The Boy Scouts tried to block the files from being disclosed after the verdict. But the Oregon Supreme Court sided with several news organizations, including The Oregonian/OregonLive, and ordered the files to be made public.

The files showed the public how the organization had long known about problems of sexual abuse and failed to take appropriate actions to protect children, Janci said.

The timing coincided with a shift in national consciousness away from blaming rogue bad actors to the institutions who enable them, Mones said. In its wake, many churches, schools and youth groups have faced claims from people who say they were abused as children by adults in positions of power. Portland private school Catlin Gabel is in the news this year for just that reason.

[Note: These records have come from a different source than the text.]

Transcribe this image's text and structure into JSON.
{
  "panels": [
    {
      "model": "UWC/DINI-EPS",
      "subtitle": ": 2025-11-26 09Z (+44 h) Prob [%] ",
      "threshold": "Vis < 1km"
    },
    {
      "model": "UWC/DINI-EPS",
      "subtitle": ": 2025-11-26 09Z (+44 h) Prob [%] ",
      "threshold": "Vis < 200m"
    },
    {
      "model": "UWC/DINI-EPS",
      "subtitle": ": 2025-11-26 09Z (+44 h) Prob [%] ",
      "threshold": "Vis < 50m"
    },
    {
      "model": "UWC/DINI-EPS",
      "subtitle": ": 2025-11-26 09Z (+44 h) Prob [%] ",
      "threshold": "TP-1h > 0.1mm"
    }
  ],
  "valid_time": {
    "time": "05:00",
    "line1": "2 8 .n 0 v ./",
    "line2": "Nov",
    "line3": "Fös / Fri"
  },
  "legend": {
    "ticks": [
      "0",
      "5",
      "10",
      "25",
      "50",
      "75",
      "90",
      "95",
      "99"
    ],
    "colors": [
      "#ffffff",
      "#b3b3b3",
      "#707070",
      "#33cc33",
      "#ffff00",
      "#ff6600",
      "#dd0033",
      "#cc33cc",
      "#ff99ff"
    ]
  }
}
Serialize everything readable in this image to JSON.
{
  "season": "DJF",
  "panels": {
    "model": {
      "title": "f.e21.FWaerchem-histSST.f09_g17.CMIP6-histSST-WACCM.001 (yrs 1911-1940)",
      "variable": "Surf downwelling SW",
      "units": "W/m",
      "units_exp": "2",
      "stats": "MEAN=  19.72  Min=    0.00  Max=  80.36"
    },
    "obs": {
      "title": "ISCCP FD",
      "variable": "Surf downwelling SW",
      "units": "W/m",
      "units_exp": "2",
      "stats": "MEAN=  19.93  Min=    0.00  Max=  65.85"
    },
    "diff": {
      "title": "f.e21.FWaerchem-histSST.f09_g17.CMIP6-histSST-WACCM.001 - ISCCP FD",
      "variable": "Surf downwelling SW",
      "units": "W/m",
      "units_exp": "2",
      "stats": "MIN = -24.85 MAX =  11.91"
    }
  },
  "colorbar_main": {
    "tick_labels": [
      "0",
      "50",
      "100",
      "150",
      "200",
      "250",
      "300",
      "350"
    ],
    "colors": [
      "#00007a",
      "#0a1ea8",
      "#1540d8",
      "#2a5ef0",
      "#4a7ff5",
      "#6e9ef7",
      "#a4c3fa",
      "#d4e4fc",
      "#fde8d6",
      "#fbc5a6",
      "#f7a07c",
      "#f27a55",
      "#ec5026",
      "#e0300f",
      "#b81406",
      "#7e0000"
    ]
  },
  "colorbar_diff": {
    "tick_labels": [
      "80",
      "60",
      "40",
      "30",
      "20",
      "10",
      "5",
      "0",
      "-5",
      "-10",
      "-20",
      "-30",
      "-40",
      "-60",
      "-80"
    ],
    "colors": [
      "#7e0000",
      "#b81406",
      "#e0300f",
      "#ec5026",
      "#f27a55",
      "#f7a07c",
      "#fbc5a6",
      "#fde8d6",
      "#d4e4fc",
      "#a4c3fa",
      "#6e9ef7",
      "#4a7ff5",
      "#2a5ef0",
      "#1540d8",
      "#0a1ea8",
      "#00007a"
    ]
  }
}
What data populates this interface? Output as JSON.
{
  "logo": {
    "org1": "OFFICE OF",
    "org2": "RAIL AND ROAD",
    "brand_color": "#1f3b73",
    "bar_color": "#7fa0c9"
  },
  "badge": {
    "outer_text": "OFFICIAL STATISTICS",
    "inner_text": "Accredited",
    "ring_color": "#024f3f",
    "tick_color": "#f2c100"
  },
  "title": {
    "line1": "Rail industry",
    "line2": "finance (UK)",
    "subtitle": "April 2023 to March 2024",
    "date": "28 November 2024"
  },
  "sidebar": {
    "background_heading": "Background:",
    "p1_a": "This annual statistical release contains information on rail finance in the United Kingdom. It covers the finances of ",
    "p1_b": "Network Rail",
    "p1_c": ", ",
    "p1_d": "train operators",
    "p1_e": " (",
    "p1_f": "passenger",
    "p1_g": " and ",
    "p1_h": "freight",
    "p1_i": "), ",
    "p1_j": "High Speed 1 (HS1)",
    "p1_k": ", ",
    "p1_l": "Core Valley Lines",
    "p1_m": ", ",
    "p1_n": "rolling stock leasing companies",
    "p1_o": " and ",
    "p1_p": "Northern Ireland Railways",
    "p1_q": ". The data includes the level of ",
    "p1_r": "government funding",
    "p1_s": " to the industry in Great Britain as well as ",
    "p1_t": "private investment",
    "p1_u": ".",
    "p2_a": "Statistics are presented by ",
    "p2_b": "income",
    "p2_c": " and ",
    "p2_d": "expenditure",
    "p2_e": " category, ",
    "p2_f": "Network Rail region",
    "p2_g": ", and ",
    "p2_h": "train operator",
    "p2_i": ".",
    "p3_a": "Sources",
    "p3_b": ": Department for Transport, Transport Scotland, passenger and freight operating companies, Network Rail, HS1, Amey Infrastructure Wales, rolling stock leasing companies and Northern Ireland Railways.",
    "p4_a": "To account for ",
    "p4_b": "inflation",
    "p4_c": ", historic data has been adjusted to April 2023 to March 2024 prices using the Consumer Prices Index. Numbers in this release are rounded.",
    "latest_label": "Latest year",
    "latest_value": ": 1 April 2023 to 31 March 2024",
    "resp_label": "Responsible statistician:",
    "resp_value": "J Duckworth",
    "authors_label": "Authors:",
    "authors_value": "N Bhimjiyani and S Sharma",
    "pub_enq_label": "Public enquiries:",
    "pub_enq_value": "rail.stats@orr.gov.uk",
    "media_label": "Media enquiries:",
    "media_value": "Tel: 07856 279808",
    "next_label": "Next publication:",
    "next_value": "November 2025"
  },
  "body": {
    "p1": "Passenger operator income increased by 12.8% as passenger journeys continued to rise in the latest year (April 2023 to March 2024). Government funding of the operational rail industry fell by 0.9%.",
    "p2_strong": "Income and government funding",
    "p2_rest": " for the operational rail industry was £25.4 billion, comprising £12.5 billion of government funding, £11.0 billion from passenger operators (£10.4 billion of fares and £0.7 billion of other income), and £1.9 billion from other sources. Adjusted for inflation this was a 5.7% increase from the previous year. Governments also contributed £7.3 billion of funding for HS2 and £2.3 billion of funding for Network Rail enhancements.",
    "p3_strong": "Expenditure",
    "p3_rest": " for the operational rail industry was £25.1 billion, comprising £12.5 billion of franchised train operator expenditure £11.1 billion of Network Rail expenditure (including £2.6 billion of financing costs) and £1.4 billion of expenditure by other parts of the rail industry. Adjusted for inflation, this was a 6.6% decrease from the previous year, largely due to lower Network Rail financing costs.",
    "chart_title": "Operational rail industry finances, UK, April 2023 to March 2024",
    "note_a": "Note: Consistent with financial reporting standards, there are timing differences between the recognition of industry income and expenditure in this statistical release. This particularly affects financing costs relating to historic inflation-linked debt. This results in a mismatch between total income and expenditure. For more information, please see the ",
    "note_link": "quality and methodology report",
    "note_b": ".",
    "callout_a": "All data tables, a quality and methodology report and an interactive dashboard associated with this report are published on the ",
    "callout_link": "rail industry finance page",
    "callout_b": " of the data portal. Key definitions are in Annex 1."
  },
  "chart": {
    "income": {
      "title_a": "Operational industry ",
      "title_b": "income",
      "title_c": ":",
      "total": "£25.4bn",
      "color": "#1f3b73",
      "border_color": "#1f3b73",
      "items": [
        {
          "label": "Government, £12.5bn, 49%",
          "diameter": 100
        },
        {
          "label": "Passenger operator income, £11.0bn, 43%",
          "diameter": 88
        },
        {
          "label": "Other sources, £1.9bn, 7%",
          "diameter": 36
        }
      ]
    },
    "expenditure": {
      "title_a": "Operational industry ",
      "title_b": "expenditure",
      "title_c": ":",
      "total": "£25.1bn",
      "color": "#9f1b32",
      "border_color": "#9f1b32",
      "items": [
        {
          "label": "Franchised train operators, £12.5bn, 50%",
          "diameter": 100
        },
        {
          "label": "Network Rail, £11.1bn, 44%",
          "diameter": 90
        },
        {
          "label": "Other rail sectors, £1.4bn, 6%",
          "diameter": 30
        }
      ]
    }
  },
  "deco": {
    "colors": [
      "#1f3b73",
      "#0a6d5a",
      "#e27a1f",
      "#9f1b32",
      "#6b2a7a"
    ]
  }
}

Some local and regional groups, including branches of the Catholic Church, have turned to bankruptcy before. Those cases provide a model for some aspects of the Boy Scouts case, such as how payments to individual victims might be determined, Mones said.

Janci said the bankruptcy trustee will appoint a group of victims to weigh in on the bankruptcy plan. Eventually, the court will set a date by which all victims need to file claims.

The court will decide between now and then how potential victims will be notified of their legal rights to file claims, Janci said.

Mones said if people do not file claims by the filing deadline, they likely will not be able to sue the Boy Scouts in the future.

He said the organization could have avoided altogether bankruptcy if leaders took steps to address sexual abuse allegations after the 2010 verdict that led to public awareness about how far-reaching the problems were.

“This is not just a financial bankruptcy, but it is also a moral bankruptcy,” he said.